L'incidente a Senigallia dove hanno perso la vita Sara Ragni, 36 anni e Marco Torcianti, 47 anni

Senigallia (Ancona), 14 agosto 2024 – “Mi rivolgo a tutti, ma soprattutto agli adulti, di prendere seria coscienza che quando guidano un’automobile guidano un’arma e quindi hanno una grande responsabilità verso loro stessi, ma anche verso le altre persone. Basta poco per uccidere e soprattutto sulla strada non ci sono solo gli automobilisti, ma anche chi va in bici e a piedi. Quindi rallentare, non usare il cellulare, magari non prendere l’auto per brevi tragitti. Tutto contribuisce a salvare vite sulla strada. Siamo tutti coinvolti, nessuno assolto”.

Nella foto principale: Michele Scarponi, deceduto nell'aprile 2017. Nel tondo suo fratello Marco, che lotta in favore di strade più sicure per i ciclisti
Nella foto principale: Michele Scarponi, deceduto nell'aprile 2017. Nel tondo suo fratello Marco, che lotta in favore di strade più sicure per i ciclisti

Chi parla è Marco Scarponi che ha perso il fratello, Michele, campione filottranese di ciclismo, nell’aprile 2017 in un incidente stradale mentre il capitano dell’Astana si allenava sulle strade di casa in vista del Giro d’Italia. Ieri, all’ora di pranzo, altri due ciclisti investiti, Marco Torcianti e Sara Ragni, sulla statale 16 Adriatica tra Senigallia e Marzocca. “Siamo tutti attoniti, senza parole di fronte a un’altra tragedia – continua Marco Scarponi che è anche segretario della Fondazione Scarponi – Vorrei invitare tutti i ciclisti ad arrabbiarsi, protestare, indignarsi. Dagli amatori ai bambini fino gli anziani, a segnalare tutte le ingiustizie che avvengono sulla strada. C’è bisogno di tutti, a convincersi tutti insieme che possiamo cambiare, non possiamo dimenticare più niente. Tutti devono impegnarsi e partecipare a questa battaglia. Non è più possibile andare avanti in questo modo. Incazzatevi”.

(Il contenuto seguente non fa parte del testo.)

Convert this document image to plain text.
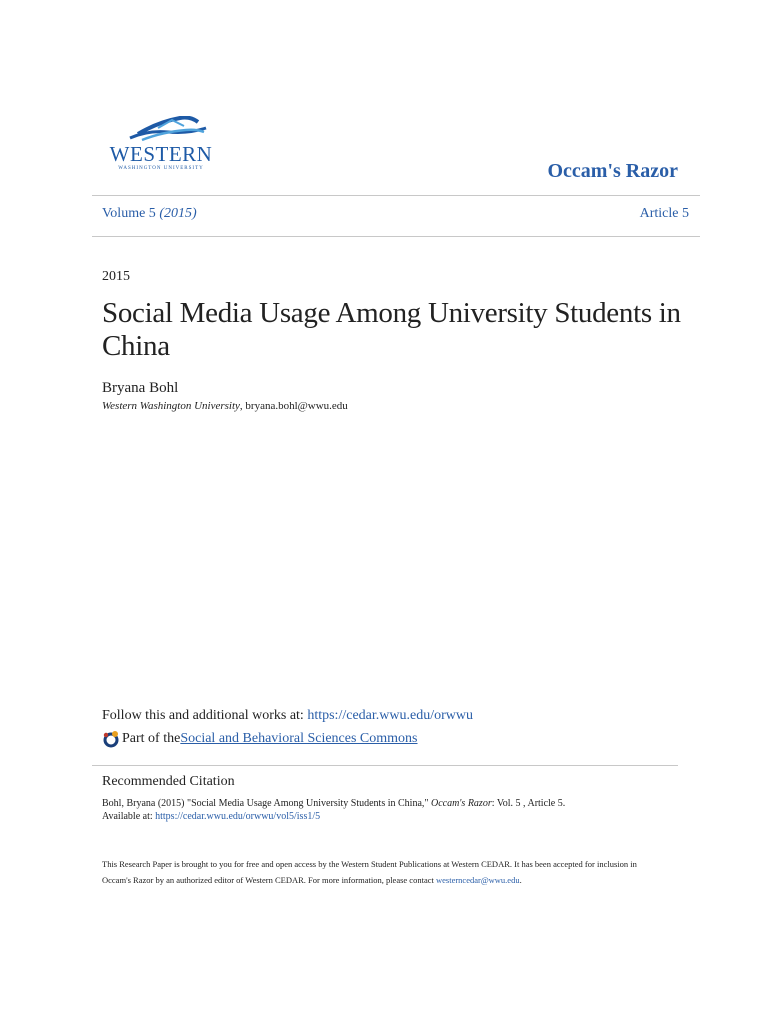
WESTERN
WASHINGTON UNIVERSITY	Occam's Razor
Volume 5 (2015)	Article 5
2015
Social Media Usage Among University Students in China
Bryana Bohl
Western Washington University, bryana.bohl@wwu.edu
Follow this and additional works at: https://cedar.wwu.edu/orwwu
Part of the Social and Behavioral Sciences Commons
Recommended Citation
Bohl, Bryana (2015) "Social Media Usage Among University Students in China," Occam's Razor: Vol. 5 , Article 5.
Available at: https://cedar.wwu.edu/orwwu/vol5/iss1/5
This Research Paper is brought to you for free and open access by the Western Student Publications at Western CEDAR. It has been accepted for inclusion in Occam's Razor by an authorized editor of Western CEDAR. For more information, please contact westerncedar@wwu.edu.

Rabbia, tanta, ma non rassegnazione. Anche se poco è stato fatto in questa Italia che è in forte ritardo rispetto ad altri paesi europei. “Non riesco a scrivere neanche più un post sui social. A volte rimango senza parole. È cambiato poco o niente in questi anni, non sappiamo ancora perché non riusciamo a mettere in sicurezza i più fragili. Anche oggi (ieri, ndr) sono morti due ciclisti con la vita delle rispettive famiglie distrutta. Adesso cambierà qualcosa o aspetteremo la prossima tragedia? Cerchiamo di fare sensibilizzazione, cambiare il codice della strada, ma si sente ripetere in giro tutti i giorni sempre ’ma i ciclisti, ma i ciclisti’ senza che nessuno esca dall’auto per vedere com’è la strada, come deve essere la strada”.

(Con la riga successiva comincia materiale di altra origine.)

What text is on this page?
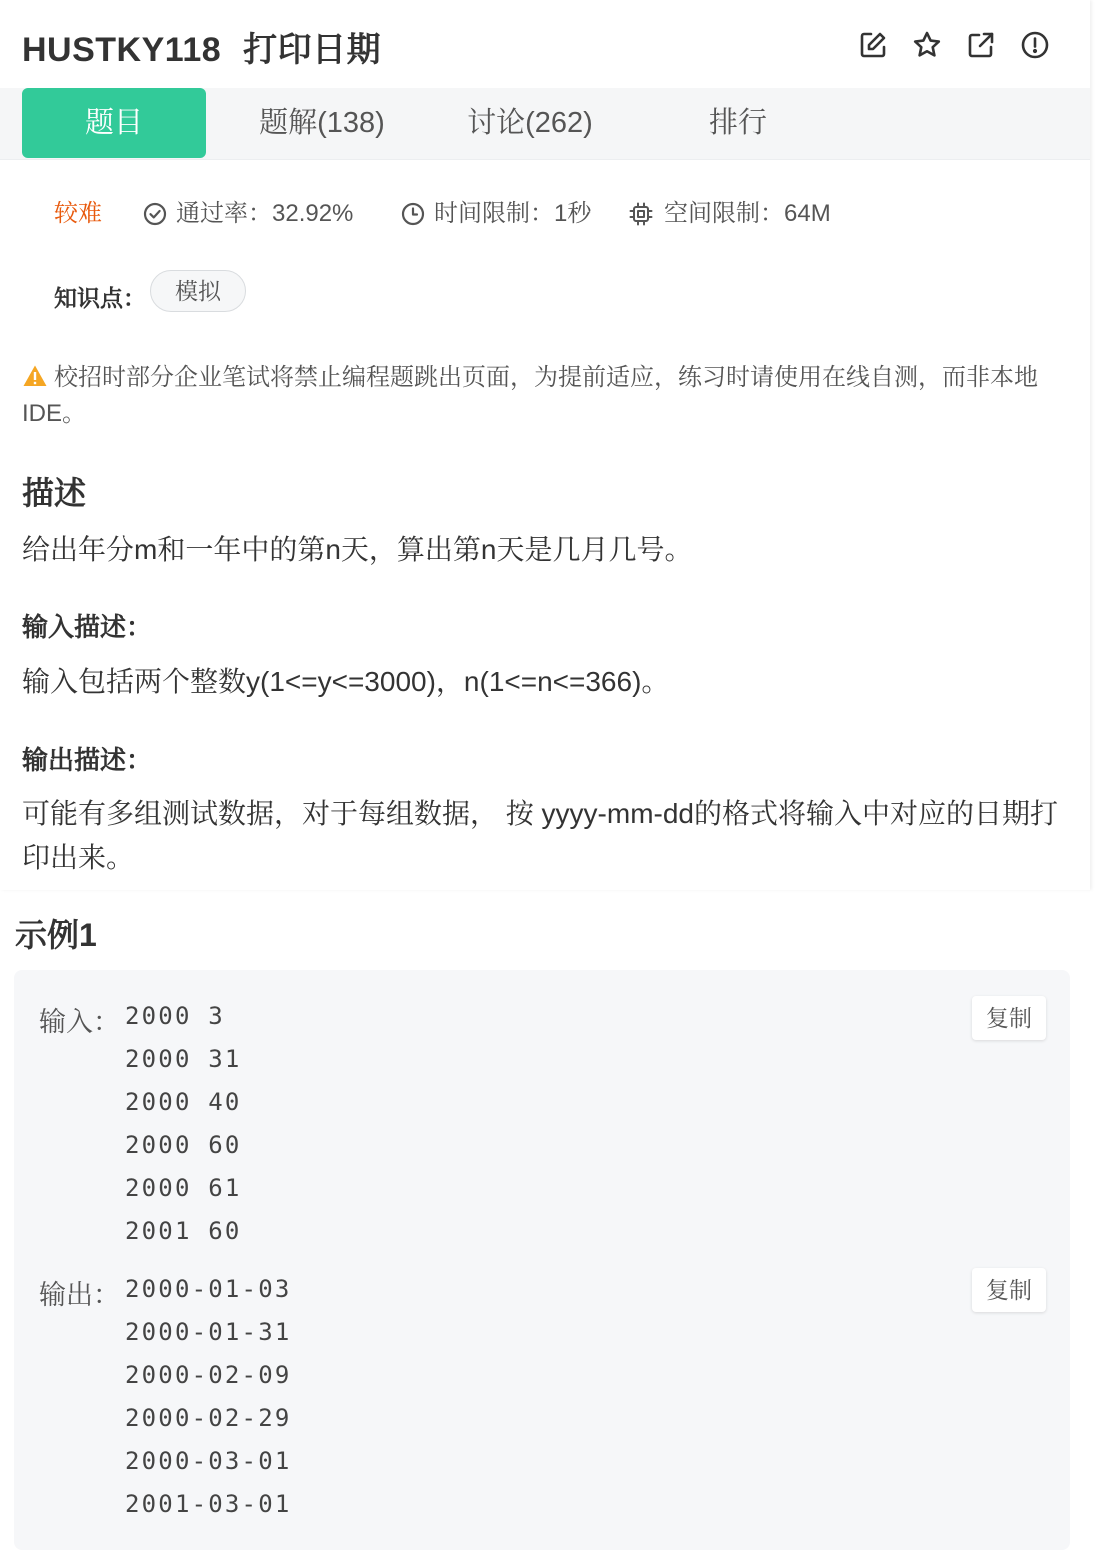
HUSTKY118 打印日期
题目	题解(138)	讨论(262)	排行
较难	通过率：32.92%	时间限制：1秒	空间限制：64M
知识点：	模拟
校招时部分企业笔试将禁止编程题跳出页面，为提前适应，练习时请使用在线自测，而非本地IDE。
描述
给出年分m和一年中的第n天，算出第n天是几月几号。
输入描述：
输入包括两个整数y(1<=y<=3000)，n(1<=n<=366)。
输出描述：
可能有多组测试数据，对于每组数据， 按 yyyy-mm-dd的格式将输入中对应的日期打印出来。
示例1
输入： 2000 3
2000 31
2000 40
2000 60
2000 61
2001 60
复制
输出： 2000-01-03
2000-01-31
2000-02-09
2000-02-29
2000-03-01
2001-03-01
复制
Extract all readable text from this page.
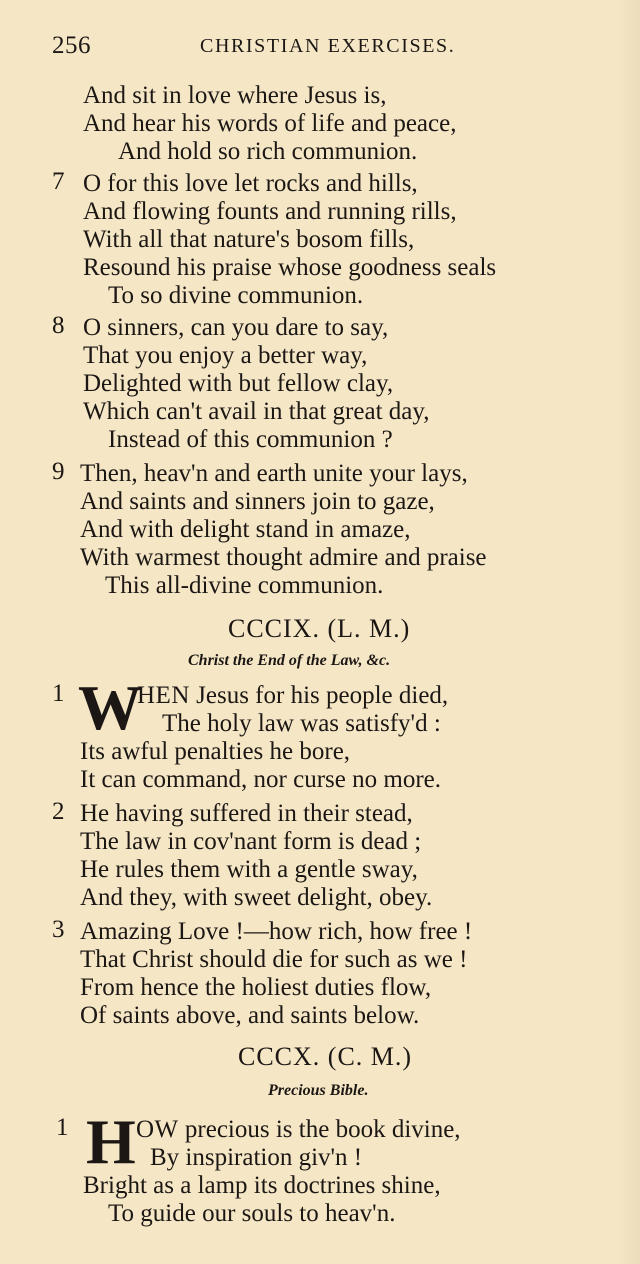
256	CHRISTIAN EXERCISES.
And sit in love where Jesus is,
And hear his words of life and peace,
And hold so rich communion.
7 O for this love let rocks and hills,
And flowing founts and running rills,
With all that nature's bosom fills,
Resound his praise whose goodness seals
To so divine communion.
8 O sinners, can you dare to say,
That you enjoy a better way,
Delighted with but fellow clay,
Which can't avail in that great day,
Instead of this communion ?
9 Then, heav'n and earth unite your lays,
And saints and sinners join to gaze,
And with delight stand in amaze,
With warmest thought admire and praise
This all-divine communion.
CCCIX. (L. M.)
Christ the End of the Law, &c.
1 W
HEN Jesus for his people died,
The holy law was satisfy'd :
Its awful penalties he bore,
It can command, nor curse no more.
2 He having suffered in their stead,
The law in cov'nant form is dead ;
He rules them with a gentle sway,
And they, with sweet delight, obey.
3 Amazing Love !—how rich, how free !
That Christ should die for such as we !
From hence the holiest duties flow,
Of saints above, and saints below.
CCCX. (C. M.)
Precious Bible.
1 H OW precious is the book divine,
By inspiration giv'n !
Bright as a lamp its doctrines shine,
To guide our souls to heav'n.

Manca la cultura in questo Paese. “C’è un enorme problema culturale che va preso di petto con investimenti seri. Bisogna cambiare la testa delle persone, continuare così è un’ingiustizia continua. È vero, se ne parla di più, ma non si va in quella direzione che sono andati altri paesi europei, non si prende in mano il tema della violenza stradale seriamente e pensare che è la prima causa di morte di tante ragazze e ragazzi”.

Servono investimenti seri. “Sulle infrastrutture, sui controlli, sull’educazione. Abbiamo una rete stradale che mette continuamente in pericolo i più fragili perché è basata sull’automobile. Si fa poca comunicazione, poca educazione. Dobbiamo capire che sulla strada non siamo tutti uguali”. E la politica è immobile, quasi indifferente. “Il problema della violenza stradale è soprattutto un problema politico, di scelte. Non si fanno campagne serie sulla sicurezza, non si prendono provvedimenti seri sulle strade. Siamo in ritardo di decenni rispetto ad altri paesi europei che hanno portato un’altra cultura della strada rispetto a noi. E allora di cosa stiamo parlando? il problema è di una politica che continua a girarsi dall’altra parte. E tutto questo ci porta ad avere molti più morti rispetto ad altri paesi”.